Cemetery Lane is my favored route when I visit—keep in mind I live in a major Seattle neighborhood—the sheep, the geese and the ducks. The sheep I found one day as I turned down 92nd. There they were, two of them with their little curly horns, munching grass and giving me the once over. For several years they wintered in the city and summered in east King County, but they’ve been gone for a while and the land was sold and bulldozed. I still walk by their former pied a terre on my way to the duck pond.
The duck pond at 95th and 4th takes me back to the 1980s when three piano students – called The Three by the child whose lesson followed –rode bicycles to their lessons on Friday afternoon. The Three always came via the duck pond and every spring, they gave me duckling reports so I knew when it was worth a special trip to see the babies.

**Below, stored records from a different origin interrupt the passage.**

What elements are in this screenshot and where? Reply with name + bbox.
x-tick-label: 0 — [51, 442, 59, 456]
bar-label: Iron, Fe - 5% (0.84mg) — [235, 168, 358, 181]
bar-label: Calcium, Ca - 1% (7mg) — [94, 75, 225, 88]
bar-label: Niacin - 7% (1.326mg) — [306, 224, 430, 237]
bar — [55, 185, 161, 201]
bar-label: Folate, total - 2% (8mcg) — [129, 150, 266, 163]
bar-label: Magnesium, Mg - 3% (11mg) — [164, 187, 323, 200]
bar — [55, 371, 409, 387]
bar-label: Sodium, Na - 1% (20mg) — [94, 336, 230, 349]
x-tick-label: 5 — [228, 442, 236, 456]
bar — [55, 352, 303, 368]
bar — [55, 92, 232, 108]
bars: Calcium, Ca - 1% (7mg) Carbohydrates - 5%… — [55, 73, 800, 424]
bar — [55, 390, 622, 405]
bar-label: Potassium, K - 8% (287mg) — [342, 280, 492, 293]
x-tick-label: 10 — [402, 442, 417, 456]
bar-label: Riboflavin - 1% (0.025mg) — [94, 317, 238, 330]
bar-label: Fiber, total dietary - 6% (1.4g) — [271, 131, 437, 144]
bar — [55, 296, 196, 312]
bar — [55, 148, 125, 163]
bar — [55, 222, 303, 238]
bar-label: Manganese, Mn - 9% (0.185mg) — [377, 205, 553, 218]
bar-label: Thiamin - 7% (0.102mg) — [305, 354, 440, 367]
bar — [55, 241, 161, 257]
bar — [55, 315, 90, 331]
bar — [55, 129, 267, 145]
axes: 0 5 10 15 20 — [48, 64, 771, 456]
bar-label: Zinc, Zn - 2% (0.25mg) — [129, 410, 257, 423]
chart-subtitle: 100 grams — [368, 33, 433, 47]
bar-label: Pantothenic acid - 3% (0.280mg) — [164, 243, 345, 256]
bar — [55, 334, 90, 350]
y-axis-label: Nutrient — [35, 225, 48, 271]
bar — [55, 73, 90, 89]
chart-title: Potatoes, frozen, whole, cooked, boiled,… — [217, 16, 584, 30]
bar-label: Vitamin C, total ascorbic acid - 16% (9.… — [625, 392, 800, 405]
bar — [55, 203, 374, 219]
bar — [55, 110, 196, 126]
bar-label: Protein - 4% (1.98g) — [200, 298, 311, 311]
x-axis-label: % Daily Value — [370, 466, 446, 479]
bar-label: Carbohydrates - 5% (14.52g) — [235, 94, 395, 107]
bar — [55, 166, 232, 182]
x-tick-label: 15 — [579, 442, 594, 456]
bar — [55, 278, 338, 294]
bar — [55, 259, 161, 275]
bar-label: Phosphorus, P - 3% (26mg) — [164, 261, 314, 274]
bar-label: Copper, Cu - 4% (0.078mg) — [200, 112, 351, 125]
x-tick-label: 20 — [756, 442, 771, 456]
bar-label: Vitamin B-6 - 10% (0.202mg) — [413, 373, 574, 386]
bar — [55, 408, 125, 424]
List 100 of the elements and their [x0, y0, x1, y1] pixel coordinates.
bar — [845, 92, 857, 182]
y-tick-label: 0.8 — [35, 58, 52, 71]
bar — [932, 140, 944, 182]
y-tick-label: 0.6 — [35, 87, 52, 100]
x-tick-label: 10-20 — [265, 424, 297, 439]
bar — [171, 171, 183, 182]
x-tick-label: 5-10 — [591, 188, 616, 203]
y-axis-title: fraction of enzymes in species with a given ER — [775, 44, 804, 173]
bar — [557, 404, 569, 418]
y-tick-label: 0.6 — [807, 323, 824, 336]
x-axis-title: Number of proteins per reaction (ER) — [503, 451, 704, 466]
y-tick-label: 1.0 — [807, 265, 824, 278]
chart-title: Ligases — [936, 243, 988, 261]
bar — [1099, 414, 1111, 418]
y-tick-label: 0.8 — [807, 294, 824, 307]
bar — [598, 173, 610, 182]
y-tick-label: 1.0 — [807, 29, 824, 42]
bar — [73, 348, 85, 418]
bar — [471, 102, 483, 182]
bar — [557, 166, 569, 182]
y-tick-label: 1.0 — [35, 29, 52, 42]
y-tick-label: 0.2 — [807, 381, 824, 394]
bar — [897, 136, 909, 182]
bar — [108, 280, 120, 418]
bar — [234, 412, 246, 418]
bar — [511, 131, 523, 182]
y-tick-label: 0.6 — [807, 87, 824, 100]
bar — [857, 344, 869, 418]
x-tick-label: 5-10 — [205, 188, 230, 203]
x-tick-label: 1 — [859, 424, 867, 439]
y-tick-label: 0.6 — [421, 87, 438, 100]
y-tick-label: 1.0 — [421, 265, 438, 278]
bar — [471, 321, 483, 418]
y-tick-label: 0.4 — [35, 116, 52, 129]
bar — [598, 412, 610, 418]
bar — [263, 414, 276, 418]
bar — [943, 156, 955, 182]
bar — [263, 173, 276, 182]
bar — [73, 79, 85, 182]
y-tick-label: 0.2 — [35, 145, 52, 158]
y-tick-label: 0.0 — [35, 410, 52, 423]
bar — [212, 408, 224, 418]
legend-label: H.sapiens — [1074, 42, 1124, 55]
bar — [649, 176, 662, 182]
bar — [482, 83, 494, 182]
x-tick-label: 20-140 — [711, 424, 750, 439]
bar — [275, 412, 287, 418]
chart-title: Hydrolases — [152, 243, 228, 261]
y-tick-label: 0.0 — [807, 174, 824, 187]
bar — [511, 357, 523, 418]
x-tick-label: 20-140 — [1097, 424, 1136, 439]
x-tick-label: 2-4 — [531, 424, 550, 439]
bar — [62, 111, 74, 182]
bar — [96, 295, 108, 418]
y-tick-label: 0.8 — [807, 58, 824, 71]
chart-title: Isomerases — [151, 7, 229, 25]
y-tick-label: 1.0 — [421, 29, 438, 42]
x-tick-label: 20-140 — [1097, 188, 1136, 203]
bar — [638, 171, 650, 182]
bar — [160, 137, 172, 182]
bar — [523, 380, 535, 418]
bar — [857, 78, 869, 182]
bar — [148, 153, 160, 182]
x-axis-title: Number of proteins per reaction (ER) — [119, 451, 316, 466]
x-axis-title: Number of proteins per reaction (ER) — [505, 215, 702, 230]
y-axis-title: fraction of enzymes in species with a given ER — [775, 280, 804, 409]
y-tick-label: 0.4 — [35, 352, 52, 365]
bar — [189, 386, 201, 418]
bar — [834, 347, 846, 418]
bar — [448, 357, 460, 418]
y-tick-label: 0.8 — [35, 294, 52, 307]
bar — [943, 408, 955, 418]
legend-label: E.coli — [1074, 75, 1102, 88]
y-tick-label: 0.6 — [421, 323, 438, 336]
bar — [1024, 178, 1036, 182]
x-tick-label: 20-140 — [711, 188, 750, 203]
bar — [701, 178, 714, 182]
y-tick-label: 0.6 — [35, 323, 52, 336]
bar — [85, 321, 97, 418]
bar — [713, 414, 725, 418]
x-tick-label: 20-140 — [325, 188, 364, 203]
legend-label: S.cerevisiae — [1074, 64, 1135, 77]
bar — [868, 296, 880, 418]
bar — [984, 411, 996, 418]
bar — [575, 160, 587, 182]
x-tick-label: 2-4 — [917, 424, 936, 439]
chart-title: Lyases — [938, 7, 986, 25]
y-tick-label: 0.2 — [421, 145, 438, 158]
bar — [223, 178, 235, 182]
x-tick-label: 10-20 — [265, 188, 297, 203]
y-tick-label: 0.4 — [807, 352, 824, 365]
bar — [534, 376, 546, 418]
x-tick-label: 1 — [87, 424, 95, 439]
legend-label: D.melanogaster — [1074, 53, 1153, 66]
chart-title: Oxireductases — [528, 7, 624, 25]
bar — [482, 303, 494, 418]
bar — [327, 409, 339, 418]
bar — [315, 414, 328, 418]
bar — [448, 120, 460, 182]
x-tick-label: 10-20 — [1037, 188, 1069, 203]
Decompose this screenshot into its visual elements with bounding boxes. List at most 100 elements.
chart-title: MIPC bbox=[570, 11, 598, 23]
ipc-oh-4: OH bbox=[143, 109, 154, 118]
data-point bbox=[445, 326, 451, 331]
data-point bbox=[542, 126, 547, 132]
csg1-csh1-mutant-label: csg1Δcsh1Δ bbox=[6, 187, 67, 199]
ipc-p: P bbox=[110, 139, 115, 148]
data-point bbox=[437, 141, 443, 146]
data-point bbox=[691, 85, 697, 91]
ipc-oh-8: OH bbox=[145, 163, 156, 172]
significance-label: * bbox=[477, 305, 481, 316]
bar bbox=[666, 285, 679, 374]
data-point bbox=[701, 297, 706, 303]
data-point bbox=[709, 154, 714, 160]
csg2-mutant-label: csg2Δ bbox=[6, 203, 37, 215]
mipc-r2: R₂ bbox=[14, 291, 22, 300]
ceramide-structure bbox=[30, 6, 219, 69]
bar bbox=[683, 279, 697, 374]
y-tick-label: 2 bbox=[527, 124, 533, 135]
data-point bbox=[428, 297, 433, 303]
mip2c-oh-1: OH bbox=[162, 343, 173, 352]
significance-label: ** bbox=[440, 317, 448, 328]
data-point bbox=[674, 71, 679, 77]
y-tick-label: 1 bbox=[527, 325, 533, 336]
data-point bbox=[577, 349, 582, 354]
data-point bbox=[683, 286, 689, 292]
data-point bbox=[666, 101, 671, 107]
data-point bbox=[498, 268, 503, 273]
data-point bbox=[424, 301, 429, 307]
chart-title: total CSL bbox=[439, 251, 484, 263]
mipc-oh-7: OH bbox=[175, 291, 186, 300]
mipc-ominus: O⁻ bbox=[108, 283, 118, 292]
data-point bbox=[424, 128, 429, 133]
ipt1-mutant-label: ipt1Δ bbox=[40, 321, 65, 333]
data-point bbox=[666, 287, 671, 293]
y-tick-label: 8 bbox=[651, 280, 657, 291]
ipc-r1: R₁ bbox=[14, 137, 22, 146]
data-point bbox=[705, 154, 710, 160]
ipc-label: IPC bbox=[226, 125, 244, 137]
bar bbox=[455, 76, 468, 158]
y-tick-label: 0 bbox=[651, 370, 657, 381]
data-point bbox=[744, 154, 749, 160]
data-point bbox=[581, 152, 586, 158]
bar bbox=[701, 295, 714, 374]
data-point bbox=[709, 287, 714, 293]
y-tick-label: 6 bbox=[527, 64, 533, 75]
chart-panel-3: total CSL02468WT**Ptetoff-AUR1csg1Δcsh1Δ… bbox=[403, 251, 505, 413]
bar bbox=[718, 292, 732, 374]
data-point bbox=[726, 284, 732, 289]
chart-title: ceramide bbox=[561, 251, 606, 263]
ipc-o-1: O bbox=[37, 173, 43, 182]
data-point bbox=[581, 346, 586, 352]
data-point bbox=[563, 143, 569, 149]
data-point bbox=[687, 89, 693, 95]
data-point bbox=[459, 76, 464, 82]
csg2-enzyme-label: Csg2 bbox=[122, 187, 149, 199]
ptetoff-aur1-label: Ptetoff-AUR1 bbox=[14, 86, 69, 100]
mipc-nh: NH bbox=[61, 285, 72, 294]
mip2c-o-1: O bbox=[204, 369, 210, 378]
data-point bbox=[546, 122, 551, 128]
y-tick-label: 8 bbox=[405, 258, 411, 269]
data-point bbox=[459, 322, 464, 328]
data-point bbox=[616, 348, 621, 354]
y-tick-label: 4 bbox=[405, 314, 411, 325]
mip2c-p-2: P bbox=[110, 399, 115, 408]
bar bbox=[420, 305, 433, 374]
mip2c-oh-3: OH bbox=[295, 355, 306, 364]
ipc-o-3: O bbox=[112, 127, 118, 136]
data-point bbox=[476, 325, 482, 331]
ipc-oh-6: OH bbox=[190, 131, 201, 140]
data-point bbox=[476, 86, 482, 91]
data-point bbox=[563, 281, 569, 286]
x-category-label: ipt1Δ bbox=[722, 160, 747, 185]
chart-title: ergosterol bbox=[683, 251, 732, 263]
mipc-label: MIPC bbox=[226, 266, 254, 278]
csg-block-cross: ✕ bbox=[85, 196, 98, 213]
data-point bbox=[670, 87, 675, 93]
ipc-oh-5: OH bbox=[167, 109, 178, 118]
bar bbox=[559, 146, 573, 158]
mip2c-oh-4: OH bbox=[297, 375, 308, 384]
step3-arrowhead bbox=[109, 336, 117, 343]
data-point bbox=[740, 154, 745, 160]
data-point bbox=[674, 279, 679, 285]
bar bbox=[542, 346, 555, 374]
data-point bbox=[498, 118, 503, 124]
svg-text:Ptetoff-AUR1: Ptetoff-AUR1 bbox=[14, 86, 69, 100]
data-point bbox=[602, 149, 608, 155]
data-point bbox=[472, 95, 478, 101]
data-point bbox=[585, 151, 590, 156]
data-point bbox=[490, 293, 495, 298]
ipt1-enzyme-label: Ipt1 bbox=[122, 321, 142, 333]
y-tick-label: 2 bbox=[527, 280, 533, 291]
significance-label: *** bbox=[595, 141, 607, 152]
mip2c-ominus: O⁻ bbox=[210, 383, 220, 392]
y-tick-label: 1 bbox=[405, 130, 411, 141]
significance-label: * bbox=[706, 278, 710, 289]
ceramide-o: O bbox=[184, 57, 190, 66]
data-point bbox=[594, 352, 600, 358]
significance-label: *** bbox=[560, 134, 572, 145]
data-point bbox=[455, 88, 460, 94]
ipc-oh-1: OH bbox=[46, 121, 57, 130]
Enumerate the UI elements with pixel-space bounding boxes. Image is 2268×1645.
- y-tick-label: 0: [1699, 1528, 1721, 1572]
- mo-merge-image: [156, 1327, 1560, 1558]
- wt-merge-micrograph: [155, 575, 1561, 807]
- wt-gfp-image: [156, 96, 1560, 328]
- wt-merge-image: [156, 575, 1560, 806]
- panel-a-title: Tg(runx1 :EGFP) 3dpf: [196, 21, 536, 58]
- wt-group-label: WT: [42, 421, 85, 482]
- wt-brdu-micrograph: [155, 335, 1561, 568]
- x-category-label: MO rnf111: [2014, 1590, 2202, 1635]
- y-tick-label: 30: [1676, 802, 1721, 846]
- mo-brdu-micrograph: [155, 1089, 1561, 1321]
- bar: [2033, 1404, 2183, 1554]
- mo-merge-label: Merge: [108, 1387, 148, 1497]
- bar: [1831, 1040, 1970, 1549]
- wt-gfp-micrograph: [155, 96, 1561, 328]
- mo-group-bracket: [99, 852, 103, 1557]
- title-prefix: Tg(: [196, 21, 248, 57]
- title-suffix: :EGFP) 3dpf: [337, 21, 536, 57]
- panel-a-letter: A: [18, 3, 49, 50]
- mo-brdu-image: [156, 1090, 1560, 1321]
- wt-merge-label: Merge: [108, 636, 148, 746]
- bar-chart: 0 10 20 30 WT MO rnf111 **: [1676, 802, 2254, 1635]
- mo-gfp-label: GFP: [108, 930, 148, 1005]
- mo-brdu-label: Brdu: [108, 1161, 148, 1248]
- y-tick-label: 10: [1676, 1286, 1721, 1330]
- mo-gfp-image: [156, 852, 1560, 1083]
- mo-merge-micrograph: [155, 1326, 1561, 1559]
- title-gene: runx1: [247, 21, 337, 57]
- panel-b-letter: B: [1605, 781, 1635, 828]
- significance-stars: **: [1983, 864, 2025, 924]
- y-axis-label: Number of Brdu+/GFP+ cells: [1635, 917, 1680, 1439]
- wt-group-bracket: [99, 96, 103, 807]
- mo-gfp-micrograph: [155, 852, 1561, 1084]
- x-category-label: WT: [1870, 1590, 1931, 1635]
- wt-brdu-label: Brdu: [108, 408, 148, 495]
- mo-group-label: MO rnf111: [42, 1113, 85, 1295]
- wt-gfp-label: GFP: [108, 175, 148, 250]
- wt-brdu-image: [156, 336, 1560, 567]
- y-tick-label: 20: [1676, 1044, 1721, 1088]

Currently there are geese in the yard across the street from the duck pond. Great honking geese, waddling around, practicing their arms sweeps. I like to stand still at the edge of their pen and let them give me the news of the day. I try to stay until one of them flap his wings but I am usually the first to blink.
Two blocks south of the geese and ducks and across busy Holman Road is Art’s Food Center. Art’s was a family-owned, local grocery store, but it’s been a QFC for some time now and some of us still resent it. There’s a 50 foot pole with a lighted ball that used to illuminate the word Art’s and it was cool. Now that it reads QFC, it’s just tacky. I got into a tacky squabble with someone at the QFC a few years back. I asked a woman to stop bellowing into her cell phone and we exchanged a few choice lines ending with her telling me my pants were stupid. That wouldn’t have happened when the store was called Art’s, partly, I suppose, because that was before cell phones.
Beyond the QFC is Carkeek Park, one of the loveliest of Seattle’s preserves. Though the entrance is a paved road, there’s a walking path on the QFC side. Leaving all tackiness temporarily behind, the path takes you immediately into the woods with choice of trails blazed by the boy scouts, the city and neighborhood volunteers. The main trail takes you through the lovely Piper’s Apple Orchard and –tackiness returns–past a smelly sewage treatment plant, over the railroad tracks and finally to a sandy Puget Sound beach.
Carkeek is a walk for a warm day because it’s cool in the woods and cold at the beach. During the cold weather months of November and December you can’t do better than a brisk walk to 90th and Dibble to see the giant Nutcracker. I happened to pass by one January when some guys were dis-assembling it and I got the whole story. It’s a prop from an old Maurice Sendak production of The Nutcracker. The set had been dismantled and this particular nutcracker was destined for a landfill. My Dibble neighbor went down to Seattle Center at three in the morning with a flatbed truck and rescued the fiberglass artifact. It’s been a holiday fixture in my neighborhood for years.
It’s a damp, cold February day in Seattle. If I had a dog, I’d have to walk whether I liked it or not. But my cats are demonstrating that it’s just as nice to be warm and still and to watch the world go by the window. And so here endeth my series of one mile out in the four directions.